Beta-Lactamase Inhibitors

• Clavulanic acid, sulbactam, and tazobactam are used in fixed combinations with certain hydrolyzable penicillins.
• Most active against plasmid-encoded beta-lactamases such as those produced by gonococci, streptococci, E coli, and H influenzae.
• Not good inhibitors of inducible chromosomal beta-lactamases formed by Enterobacter, Pseudomonas, and Serratia.

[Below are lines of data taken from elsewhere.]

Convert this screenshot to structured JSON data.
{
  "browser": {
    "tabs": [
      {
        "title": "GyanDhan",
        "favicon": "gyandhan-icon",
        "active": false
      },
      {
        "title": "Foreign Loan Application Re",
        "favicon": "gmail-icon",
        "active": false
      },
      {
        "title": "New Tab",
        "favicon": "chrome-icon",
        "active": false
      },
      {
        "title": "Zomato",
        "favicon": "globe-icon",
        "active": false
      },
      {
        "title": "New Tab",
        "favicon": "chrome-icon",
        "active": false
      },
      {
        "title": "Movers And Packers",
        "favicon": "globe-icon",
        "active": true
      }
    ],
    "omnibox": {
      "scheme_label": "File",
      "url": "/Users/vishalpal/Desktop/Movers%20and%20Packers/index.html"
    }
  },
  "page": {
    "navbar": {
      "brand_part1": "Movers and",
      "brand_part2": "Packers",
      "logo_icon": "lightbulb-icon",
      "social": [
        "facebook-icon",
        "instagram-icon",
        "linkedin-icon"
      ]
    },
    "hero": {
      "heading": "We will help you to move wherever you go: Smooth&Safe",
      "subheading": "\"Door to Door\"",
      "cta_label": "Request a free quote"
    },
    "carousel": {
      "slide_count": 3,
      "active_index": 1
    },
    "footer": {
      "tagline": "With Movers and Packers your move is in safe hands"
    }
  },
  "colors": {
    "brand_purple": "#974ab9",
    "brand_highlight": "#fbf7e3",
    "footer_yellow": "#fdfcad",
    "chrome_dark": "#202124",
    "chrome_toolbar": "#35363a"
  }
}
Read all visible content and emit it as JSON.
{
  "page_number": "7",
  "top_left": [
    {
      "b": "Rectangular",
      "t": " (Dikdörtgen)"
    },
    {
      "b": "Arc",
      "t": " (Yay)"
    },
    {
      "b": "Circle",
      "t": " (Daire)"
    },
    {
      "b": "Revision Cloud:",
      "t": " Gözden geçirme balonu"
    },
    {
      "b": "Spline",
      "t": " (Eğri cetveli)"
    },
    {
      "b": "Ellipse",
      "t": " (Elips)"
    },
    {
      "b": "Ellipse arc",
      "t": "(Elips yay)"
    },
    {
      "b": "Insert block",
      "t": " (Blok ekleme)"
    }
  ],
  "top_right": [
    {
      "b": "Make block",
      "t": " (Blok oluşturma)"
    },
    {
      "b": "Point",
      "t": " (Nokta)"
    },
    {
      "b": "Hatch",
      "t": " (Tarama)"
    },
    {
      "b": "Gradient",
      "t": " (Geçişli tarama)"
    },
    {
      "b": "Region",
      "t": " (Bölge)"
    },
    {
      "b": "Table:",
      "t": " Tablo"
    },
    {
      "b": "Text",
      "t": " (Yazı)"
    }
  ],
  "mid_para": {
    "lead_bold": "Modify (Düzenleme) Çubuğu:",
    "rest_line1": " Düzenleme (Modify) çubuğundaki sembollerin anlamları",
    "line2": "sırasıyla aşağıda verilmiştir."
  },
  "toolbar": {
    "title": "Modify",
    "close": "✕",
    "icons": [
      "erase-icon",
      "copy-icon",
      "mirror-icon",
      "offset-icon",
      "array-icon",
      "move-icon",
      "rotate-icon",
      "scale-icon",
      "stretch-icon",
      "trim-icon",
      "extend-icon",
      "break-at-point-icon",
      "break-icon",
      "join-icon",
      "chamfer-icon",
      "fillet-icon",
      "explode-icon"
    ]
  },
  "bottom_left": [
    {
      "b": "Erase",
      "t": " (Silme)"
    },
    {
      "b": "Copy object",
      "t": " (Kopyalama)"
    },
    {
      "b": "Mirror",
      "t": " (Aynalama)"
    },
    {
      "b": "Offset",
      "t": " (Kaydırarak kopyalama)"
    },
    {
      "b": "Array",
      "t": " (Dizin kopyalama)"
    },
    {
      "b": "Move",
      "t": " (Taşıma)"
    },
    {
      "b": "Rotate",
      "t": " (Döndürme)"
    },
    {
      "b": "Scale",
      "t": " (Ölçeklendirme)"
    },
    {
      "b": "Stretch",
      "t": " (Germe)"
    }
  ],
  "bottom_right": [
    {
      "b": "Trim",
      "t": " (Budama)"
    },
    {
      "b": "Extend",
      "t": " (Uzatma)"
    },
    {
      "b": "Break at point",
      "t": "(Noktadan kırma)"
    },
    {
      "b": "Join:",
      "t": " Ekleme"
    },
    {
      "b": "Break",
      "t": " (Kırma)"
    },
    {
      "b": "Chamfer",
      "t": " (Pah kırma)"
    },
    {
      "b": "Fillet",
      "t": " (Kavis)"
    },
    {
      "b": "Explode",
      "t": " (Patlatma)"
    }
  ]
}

Other Cell Wall or Membrane-Active Agents

Vancomycin

• Bactericidal glycoprotein that binds to the d-Ala-d-Ala terminal of the nascent peptidoglycan pentapeptide side chain and inhibits transglycosylation.
• Action prevents elongation of the peptidoglycan chain and interferes with crosslinking.
• Resistance in strains of enterococci (vancomycin-resistant enterococci [VRE]) and staphylococci (vancomycin-resistant S aureus [VRSA]) involves a decreased affinity of vancomycin for the binding site.
• Narrow spectrum and is used for serious infections caused by drug-resistant gram-positive organisms, including methicillin-resistant staphylococci (MRSA) and in combination with ceftriaxone for treatment of (PRSP).
• Backup drug for treatment of infections caused by Clostridium difficile.
• Toxic effects include chills, fever, phlebitis, ototoxicity, and nephrotoxicity.
• Rapid intravenous infusion may cause diffuse flushing (“red man syndrome”) from histamine release.

Fosfomycin

• Antimetabolite inhibitor of cytosolic enolpyruvate transferase.
• Action prevents the formation of N-acetylmuramic acid, an essential precursor molecule for peptidoglycan chain formation.
• Excreted by the kidney, with urinary levels exceeding the minimal inhibitory concentrations (MICs).
• Indicated for urinary tract infections caused by E. coli or E. faecalis.
• Maintains high concentrations in the urine over several days, allowing for a one-time dose.
• Adverse effects include diarrhea, vaginitis, nausea, and headache.

Daptomycin

• Bactericidal, novel cyclic lipopeptide with spectrum similar to vancomycin but active against vancomycin-resistant strains of enterococci and staphylococci.
• Indicated for the treatment of complicated skin and skin structure infections and bacteremia caused by S. aureus.
• Inactivated by pulmonary surfactants; thus, it should never be used in the treatment of pneumonia.
• Creatine phosphokinase should be monitored since daptomycin may cause myopathy.

Polymyxins

• Cation polypeptides that bind to phospholipids on the bacterial cell membrane of gram-negative bacteria.
• Detergent-like effect disrupts cell membrane integrity, leading to leakage of cellular components and ultimately cell death.
• Concentration-dependent bactericidal agents with activity against P. aeruginosa, E. coli, K. pneumoniae, Acinetobacter species, and Enterobacter species.
• Two forms: polymyxin B and colistin (polymyxin E).
• Polymyxin B is available in parenteral, ophthalmic, otic, and topical preparations.
• Colistin is only available as a prodrug, colistimethate sodium, which is administered IV or inhaled via a nebulizer.
• Use has been limited due to increased risk of nephrotoxicity and neurotoxicity (slurred speech, muscle weakness) when used systemically.